Mourning halachic master Rav Pesach Eliyahu Falk
My first introduction to Rav Falk was on a Friday morning, my first week in Gateshead Seminary. He told us he’d be teaching us hilchos Shabbos, and said we’d be starting with an overview. But first, he said, he needed to teach us two halachos that he’d seen, over the years, many girls were unaware of. And because we were doing the melachos in order, and these points were a toldah of a melachah that we’d only learn the following year, he wanted us to learn them immediately.
He then taught the halachos, and to my dismay, I realized I had unwittingly been mechalel Shabbos d’rabbanan for years. Around the room, I saw similar looks of incredulity and distress.
That Friday, as girls called home, I heard them telling their mothers the halachos we had learned.
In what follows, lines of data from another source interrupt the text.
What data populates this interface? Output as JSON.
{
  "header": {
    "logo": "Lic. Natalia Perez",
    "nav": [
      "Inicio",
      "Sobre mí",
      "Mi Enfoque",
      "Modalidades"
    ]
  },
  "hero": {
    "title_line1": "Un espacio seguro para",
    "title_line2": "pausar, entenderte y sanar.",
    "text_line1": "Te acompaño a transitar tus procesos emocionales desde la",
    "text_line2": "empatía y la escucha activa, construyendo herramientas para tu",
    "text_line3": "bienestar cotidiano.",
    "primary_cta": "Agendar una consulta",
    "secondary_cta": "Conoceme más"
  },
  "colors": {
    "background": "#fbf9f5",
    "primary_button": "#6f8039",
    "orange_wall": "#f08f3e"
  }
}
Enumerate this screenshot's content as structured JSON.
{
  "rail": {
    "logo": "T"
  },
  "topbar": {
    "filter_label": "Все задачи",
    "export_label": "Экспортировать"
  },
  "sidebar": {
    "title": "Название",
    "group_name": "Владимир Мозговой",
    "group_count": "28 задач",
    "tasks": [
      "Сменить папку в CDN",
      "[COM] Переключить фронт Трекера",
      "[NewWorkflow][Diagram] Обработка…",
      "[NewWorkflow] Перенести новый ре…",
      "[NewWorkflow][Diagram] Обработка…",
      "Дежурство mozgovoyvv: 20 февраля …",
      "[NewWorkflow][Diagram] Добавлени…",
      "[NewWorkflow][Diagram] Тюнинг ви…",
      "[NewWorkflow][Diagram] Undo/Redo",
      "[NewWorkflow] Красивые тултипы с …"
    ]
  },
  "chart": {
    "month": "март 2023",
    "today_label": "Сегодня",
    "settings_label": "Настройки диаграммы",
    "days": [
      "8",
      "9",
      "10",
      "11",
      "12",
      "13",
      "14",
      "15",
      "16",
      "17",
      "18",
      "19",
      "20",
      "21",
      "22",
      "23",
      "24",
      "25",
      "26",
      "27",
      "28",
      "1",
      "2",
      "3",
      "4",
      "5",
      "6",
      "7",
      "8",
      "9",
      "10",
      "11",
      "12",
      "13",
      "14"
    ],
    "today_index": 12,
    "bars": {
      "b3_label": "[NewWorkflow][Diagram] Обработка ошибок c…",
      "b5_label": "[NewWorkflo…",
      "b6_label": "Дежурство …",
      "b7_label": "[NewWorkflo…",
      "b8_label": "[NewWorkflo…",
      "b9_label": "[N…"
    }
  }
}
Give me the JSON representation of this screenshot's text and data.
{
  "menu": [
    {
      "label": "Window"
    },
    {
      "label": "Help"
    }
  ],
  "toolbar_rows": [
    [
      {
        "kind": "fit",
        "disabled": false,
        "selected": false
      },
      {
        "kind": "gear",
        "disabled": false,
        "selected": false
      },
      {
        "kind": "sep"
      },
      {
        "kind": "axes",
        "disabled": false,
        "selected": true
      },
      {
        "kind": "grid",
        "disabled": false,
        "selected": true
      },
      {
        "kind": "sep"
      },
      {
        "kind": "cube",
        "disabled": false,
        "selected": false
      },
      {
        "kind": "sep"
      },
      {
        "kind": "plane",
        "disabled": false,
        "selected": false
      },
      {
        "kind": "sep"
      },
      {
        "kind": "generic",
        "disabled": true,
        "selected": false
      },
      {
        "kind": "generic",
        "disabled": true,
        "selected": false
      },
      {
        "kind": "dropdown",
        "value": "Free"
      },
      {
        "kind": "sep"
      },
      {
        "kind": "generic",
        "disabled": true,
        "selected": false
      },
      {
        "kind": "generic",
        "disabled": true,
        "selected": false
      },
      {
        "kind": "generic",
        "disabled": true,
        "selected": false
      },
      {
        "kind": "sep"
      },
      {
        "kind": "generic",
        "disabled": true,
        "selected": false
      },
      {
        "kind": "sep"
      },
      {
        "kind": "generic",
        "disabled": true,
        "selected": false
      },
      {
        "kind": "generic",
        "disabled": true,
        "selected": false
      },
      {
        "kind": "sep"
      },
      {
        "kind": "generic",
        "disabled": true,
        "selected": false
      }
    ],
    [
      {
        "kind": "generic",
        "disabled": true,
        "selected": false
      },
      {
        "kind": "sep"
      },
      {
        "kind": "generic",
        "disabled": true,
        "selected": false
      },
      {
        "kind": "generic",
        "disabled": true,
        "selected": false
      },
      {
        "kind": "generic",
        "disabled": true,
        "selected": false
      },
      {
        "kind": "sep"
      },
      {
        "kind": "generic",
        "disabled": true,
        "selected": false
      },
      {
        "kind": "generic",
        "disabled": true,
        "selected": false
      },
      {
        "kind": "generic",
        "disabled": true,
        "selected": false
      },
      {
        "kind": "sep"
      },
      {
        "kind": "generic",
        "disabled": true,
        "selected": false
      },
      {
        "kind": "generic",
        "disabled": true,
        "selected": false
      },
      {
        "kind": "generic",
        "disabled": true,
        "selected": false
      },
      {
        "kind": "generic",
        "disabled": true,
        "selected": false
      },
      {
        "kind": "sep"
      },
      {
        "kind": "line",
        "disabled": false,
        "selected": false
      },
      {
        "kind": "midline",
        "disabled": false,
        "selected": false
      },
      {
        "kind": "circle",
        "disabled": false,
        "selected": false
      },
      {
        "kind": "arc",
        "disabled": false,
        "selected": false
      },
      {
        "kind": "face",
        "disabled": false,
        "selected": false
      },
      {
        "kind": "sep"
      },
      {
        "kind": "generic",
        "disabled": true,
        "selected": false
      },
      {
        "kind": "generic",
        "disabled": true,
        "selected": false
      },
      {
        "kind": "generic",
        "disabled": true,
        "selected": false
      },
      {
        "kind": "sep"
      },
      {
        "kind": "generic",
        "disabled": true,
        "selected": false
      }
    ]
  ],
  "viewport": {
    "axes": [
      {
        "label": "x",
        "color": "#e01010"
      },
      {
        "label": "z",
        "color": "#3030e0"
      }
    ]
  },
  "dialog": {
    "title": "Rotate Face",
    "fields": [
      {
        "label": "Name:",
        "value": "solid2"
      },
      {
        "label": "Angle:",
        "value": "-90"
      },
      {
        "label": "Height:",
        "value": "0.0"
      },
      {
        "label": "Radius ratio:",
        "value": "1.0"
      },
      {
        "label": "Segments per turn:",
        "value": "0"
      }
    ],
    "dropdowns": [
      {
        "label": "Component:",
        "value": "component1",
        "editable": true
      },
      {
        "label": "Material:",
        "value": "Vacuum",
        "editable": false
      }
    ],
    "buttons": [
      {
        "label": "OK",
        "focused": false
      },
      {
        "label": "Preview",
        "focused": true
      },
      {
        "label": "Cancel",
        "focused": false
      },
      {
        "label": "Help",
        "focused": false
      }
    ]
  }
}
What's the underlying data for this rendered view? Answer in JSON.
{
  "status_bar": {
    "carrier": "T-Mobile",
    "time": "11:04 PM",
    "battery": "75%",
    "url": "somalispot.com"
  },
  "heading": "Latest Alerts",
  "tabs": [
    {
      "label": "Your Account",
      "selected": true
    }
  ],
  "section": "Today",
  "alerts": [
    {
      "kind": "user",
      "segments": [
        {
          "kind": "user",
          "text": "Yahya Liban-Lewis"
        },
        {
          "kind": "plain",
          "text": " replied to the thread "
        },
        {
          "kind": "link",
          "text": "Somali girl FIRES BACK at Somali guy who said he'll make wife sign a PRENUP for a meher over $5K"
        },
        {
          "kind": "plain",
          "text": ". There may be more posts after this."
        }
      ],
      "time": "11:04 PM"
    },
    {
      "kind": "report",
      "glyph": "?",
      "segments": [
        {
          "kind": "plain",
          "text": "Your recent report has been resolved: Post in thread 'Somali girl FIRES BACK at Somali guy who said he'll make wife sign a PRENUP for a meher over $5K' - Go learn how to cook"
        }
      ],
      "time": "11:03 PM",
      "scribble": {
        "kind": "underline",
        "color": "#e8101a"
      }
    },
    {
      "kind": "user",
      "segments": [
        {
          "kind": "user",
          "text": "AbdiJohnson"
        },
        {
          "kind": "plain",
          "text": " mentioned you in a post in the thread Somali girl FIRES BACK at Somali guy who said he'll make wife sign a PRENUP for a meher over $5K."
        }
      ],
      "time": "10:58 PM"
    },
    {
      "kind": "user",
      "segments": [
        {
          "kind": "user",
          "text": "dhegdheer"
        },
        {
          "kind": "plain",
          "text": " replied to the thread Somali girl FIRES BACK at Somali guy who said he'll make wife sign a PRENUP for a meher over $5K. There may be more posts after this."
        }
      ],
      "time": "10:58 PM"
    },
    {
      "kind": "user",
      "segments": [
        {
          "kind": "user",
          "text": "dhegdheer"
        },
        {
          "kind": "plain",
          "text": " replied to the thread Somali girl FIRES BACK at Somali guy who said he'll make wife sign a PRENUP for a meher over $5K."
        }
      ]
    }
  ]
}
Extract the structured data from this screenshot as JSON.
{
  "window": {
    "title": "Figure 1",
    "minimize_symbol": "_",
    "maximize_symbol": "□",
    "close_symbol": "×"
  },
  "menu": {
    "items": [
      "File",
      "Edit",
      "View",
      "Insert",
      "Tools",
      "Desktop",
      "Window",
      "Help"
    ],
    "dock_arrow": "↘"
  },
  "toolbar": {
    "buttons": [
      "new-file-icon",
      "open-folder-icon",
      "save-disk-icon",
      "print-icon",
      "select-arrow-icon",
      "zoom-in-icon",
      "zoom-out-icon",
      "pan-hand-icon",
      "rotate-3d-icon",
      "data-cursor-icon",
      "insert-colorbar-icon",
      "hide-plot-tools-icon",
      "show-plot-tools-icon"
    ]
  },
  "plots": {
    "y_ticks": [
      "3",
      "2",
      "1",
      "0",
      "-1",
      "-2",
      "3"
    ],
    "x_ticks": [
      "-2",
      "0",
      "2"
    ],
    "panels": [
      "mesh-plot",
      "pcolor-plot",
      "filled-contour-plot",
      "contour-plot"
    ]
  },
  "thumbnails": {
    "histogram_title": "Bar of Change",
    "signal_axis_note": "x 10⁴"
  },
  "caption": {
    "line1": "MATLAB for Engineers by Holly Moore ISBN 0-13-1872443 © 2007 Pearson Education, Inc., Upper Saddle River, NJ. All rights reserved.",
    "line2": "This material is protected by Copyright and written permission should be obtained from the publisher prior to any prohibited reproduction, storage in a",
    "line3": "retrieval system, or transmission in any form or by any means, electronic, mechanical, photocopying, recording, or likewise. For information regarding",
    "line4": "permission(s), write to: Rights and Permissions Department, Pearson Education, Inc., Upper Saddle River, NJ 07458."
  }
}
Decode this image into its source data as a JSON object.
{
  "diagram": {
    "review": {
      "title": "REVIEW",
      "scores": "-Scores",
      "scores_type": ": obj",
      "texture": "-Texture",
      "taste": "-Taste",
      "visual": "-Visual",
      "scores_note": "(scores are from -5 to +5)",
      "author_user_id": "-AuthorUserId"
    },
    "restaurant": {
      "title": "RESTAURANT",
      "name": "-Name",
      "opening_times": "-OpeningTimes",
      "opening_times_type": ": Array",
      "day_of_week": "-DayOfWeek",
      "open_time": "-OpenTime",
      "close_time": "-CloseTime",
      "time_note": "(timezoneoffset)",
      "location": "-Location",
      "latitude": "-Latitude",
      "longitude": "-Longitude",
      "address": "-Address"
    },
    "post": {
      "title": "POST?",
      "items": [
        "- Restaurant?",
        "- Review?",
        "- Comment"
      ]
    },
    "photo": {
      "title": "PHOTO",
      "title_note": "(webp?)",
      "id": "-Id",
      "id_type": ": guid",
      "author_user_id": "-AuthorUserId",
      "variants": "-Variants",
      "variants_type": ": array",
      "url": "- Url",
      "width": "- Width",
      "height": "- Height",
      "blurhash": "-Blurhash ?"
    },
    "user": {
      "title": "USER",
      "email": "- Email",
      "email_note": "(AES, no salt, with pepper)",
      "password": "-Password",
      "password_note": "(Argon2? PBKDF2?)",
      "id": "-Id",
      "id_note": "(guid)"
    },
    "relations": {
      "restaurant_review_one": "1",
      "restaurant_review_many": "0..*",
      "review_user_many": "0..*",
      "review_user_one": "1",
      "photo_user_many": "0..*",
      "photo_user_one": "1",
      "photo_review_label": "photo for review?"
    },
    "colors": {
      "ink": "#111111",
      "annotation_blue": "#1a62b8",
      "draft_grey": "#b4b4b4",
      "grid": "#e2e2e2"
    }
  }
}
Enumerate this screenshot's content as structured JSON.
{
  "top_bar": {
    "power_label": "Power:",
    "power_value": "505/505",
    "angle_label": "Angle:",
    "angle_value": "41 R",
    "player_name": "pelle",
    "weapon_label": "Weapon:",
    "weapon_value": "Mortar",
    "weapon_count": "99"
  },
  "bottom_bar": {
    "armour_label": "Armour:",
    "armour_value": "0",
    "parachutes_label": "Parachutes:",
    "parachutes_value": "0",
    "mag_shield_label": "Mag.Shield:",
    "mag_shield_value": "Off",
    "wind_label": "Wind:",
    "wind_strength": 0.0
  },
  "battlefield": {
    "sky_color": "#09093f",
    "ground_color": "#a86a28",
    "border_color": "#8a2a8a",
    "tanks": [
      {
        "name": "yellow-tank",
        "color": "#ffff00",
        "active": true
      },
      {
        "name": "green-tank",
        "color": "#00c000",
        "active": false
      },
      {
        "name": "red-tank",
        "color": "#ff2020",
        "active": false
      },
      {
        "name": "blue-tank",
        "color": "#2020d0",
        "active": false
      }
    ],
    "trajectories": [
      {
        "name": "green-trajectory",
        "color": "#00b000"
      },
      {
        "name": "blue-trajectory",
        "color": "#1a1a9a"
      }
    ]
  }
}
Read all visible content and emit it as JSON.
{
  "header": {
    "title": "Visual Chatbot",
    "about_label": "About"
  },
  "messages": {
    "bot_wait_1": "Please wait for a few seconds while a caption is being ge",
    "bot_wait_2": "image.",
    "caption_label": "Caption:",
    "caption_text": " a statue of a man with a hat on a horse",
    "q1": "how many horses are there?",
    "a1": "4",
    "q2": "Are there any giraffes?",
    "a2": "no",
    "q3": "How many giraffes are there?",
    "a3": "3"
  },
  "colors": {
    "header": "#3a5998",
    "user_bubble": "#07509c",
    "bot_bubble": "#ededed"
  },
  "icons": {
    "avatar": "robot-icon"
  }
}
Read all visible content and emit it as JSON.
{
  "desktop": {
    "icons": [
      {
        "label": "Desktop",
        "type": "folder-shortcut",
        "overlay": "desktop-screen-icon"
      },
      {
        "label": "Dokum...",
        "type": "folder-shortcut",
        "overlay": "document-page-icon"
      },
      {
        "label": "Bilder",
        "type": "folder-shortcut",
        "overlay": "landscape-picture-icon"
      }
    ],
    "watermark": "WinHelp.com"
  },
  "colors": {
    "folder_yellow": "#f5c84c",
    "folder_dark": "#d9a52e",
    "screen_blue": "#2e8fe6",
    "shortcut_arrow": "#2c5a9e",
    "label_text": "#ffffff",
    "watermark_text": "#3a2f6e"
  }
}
And I got a taste of the urgency, the primacy of halachah. A Torah Jew needs to know how Hashem wants us to live. If they don’t, they will err and stumble, unknowingly loosening their connection to our life source. So halachah must be learned, and absorbed, and immediately put into action. This is what Rav Falk transmitted to us.
We felt it in the way he taught. He would explain the same concept again and again, in a half dozen different ways, if even one girl was struggling to understand. He never settled for us “basically” knowing what to do. We had to know it absolutely. Because this wasn’t about learning; it was about living. And you have to know how to live!